Eine Vielzahl von Teilnehmenden nutzte die Konsultation auch, um Kritik an einzelnen, in der Vergangenheit ergangenen Entscheidungen auf Erteilung einer Ministererlaubnis zu äußern, wie zum Beispiel an der hoch umstrittenen Erlaubnis im Verfahren Edeka/Tengelmann.
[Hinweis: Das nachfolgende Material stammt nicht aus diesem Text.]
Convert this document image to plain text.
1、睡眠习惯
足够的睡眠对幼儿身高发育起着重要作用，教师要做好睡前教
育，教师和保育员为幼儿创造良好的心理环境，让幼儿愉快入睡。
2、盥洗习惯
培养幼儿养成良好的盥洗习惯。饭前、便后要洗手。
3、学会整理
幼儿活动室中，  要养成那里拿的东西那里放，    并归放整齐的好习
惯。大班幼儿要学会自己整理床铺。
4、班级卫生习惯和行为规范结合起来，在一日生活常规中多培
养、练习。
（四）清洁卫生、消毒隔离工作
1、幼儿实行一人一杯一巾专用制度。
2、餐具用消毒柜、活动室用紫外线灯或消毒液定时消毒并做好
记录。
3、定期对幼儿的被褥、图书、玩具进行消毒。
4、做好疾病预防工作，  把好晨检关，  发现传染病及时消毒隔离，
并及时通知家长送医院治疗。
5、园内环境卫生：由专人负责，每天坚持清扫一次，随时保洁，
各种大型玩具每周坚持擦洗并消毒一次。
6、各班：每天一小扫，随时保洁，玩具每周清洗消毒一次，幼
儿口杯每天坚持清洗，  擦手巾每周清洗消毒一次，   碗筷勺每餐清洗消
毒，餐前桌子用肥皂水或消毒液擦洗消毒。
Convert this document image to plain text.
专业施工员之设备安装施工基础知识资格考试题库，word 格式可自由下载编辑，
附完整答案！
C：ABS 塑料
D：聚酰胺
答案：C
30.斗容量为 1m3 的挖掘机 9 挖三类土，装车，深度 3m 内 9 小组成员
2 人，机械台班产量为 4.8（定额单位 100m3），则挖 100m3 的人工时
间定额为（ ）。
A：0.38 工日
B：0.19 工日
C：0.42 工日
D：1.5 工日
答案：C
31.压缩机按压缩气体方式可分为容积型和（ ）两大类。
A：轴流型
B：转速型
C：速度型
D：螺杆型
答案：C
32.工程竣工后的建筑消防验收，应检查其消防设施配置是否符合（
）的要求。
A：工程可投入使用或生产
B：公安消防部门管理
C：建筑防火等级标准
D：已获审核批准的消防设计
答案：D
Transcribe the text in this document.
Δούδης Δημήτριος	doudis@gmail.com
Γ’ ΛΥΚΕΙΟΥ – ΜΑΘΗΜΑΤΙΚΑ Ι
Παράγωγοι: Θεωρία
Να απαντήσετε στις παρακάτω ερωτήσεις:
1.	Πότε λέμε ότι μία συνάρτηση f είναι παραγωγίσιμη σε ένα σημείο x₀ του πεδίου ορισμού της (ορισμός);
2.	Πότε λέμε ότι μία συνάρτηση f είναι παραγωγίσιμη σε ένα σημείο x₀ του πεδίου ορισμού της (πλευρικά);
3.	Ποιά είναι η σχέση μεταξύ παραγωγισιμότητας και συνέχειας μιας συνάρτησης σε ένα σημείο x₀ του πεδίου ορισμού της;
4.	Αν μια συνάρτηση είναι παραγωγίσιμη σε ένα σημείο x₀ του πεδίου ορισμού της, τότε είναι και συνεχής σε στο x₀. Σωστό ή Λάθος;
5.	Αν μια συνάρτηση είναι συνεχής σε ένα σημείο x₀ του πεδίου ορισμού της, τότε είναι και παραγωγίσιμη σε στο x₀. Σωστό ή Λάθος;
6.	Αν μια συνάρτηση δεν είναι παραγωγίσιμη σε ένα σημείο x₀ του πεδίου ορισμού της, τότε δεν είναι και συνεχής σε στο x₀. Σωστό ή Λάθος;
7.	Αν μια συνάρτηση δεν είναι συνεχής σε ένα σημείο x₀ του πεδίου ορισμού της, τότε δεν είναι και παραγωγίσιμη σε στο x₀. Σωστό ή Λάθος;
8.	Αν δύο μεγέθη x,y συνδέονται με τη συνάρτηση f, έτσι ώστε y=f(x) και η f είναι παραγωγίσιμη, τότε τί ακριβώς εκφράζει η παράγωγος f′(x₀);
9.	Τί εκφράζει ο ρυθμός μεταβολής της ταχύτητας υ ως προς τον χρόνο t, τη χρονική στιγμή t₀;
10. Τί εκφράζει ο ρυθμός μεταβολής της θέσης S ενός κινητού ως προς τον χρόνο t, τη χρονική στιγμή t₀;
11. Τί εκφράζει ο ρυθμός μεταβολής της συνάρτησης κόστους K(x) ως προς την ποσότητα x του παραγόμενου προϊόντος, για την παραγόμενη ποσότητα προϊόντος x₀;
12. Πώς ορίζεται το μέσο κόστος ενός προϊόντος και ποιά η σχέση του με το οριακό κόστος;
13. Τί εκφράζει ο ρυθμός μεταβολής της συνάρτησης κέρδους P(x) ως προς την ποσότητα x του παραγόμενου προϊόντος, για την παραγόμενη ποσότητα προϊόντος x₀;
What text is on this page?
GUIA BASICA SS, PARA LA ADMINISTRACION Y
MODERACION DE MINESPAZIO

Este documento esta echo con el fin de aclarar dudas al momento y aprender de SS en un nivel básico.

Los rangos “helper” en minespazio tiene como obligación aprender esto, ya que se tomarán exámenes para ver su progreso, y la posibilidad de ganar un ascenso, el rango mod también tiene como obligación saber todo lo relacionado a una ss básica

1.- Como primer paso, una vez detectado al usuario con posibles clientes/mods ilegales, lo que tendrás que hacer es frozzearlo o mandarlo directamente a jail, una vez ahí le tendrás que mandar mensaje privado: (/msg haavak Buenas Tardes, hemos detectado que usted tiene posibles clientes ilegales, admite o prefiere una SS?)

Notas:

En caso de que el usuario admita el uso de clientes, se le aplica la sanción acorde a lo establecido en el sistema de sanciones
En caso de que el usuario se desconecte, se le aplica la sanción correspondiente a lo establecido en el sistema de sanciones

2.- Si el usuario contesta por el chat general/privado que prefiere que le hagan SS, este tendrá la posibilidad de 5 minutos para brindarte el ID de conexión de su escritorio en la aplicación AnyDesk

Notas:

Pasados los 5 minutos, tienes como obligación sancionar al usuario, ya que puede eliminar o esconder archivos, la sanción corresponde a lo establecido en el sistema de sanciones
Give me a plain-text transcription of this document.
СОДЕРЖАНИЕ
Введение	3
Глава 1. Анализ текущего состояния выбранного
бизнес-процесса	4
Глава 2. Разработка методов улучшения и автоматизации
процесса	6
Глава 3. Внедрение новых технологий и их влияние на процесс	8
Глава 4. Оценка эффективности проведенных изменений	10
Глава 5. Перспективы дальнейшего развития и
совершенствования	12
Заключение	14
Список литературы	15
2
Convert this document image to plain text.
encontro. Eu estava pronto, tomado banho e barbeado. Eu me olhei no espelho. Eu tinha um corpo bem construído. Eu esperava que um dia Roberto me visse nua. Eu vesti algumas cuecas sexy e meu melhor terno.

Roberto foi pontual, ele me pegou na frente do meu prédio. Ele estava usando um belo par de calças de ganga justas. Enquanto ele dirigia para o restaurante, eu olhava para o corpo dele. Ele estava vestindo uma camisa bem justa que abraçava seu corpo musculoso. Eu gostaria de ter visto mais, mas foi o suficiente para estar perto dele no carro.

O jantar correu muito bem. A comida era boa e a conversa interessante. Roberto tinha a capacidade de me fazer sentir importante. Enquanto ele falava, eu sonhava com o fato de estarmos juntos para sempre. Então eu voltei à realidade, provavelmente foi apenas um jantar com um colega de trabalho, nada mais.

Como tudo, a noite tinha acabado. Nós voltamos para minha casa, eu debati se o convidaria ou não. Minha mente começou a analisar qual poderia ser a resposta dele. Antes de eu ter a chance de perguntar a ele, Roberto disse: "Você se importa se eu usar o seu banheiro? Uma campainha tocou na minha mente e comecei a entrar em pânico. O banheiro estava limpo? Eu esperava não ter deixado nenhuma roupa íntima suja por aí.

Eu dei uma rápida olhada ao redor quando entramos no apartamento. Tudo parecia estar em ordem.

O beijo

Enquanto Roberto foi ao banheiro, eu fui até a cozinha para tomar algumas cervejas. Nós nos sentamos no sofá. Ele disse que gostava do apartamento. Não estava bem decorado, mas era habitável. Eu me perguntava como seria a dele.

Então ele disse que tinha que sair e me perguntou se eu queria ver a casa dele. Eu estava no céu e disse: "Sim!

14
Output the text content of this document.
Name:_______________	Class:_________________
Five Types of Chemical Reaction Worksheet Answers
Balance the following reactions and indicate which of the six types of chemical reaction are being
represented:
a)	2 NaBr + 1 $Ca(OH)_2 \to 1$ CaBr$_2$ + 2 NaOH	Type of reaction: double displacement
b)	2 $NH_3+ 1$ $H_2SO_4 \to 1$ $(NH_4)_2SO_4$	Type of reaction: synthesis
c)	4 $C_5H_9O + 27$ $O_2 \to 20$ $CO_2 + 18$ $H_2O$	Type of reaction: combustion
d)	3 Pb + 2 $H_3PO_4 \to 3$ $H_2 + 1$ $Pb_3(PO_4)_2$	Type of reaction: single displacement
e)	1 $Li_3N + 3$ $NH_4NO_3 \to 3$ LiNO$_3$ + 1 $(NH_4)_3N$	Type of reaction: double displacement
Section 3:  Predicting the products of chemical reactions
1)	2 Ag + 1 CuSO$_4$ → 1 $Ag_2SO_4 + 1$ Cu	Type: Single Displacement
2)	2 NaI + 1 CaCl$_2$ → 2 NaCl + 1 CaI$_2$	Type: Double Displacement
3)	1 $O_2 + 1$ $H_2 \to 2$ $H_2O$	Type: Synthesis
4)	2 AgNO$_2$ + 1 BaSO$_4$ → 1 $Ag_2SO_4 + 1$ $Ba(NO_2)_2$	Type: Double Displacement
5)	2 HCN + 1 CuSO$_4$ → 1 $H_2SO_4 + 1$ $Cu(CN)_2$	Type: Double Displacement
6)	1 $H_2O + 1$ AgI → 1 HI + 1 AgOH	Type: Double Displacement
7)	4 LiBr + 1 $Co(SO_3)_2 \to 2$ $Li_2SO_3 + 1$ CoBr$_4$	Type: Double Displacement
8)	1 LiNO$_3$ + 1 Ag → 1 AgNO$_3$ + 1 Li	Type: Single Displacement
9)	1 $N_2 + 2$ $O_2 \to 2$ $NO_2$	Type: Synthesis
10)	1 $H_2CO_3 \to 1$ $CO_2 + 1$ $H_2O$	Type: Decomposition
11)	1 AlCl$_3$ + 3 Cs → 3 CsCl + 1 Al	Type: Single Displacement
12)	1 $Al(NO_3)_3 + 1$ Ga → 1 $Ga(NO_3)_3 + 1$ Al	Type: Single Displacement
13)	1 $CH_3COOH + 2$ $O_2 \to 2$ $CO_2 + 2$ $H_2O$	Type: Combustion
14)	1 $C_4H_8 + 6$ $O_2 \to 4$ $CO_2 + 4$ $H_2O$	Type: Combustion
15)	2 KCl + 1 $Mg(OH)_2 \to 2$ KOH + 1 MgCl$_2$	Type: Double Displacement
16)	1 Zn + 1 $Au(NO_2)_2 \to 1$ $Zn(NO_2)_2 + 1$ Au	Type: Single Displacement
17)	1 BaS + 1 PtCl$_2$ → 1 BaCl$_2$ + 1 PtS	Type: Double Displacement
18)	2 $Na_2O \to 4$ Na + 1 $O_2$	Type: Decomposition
3. Nachhaltigkeitsaspekte im Kartellrecht
Zum brandheißen Thema Nachhaltigkeit wird Anpassungsbedarf gesehen. Stimmen aus der Wirtschaft, Wissenschaft sowie einige NGOs fordern eine Änderung des Gesetzes, die eine kartellrechtliche Erleichterung bestimmter Nachhaltigkeitskooperationen sicherstellt. Die breite Mehrheit der Teilnehmenden befürwortet zudem die Berücksichtigungsfähigkeit von Nachhaltigkeitsvorteilen im Rahmen einer Freistellung vom Kartellverbot, insbesondere von Vorteilen, die sich außerhalb des relevanten Marktes feststellen lassen (sogenannte „out-of-market-efficiencies‟). Eine qualitative Abwägung wird hierbei im Rahmen der Freistellungsentscheidung bevorzugt, während die Quantifizierung von Nachhaltigkeitsvorteilen überwiegend als schwierig angesehen wird.
4. Verbraucherschutz
In dem Bereich Verbraucherschutz sind sich die Stellung Nehmenden sehr uneinig: Große und mittelständische Wirtschaftsverbände sowie einzelne Verbraucherverbände sehen keinen oder lediglich geringen Regelungsbedarf. Die Wissenschaft, kleinere Branchen- oder Verbraucherverbände sowie zivilgesellschaftliche Initiativen hingegen sprechen sich für gewisse verbraucherrechtliche Kompetenzen des Bundeskartellamts aus. Diese Kompetenzen sollen das Amt insbesondere dann zu einem Tätigwerden ermächtigen, wenn eine Vielzahl von Verbrauchern betroffen ist, oder aber den gegen Verbraucherrecht verstoßenden Unternehmen eine gewisse Marktmacht zukommt.
5. Kartellschadensersatz
Gut weggekommen in der Konsultation sind die derzeit geltenden Vorschriften, die das Kartellschadensersatzrechts. Ganz überwiegend werden diese für ausreichend erachtet, oder nur kleinere Anpassungen vorgeschlagen. Die eindeutige Mehrheit spricht sich für die Konzentration von Schadensersatzverfahren bei einem oder zumindest wenigen spezialisierten gerichtlichen Spruchkörpern. Gespalten sind die Teilnehmenden an der Konsultation in der Frage der Einführung einer gesetzlichen Schadensvermutung. Weiter wird gefordert, die Attraktivität von Kronzeugenanträgen zu steigern.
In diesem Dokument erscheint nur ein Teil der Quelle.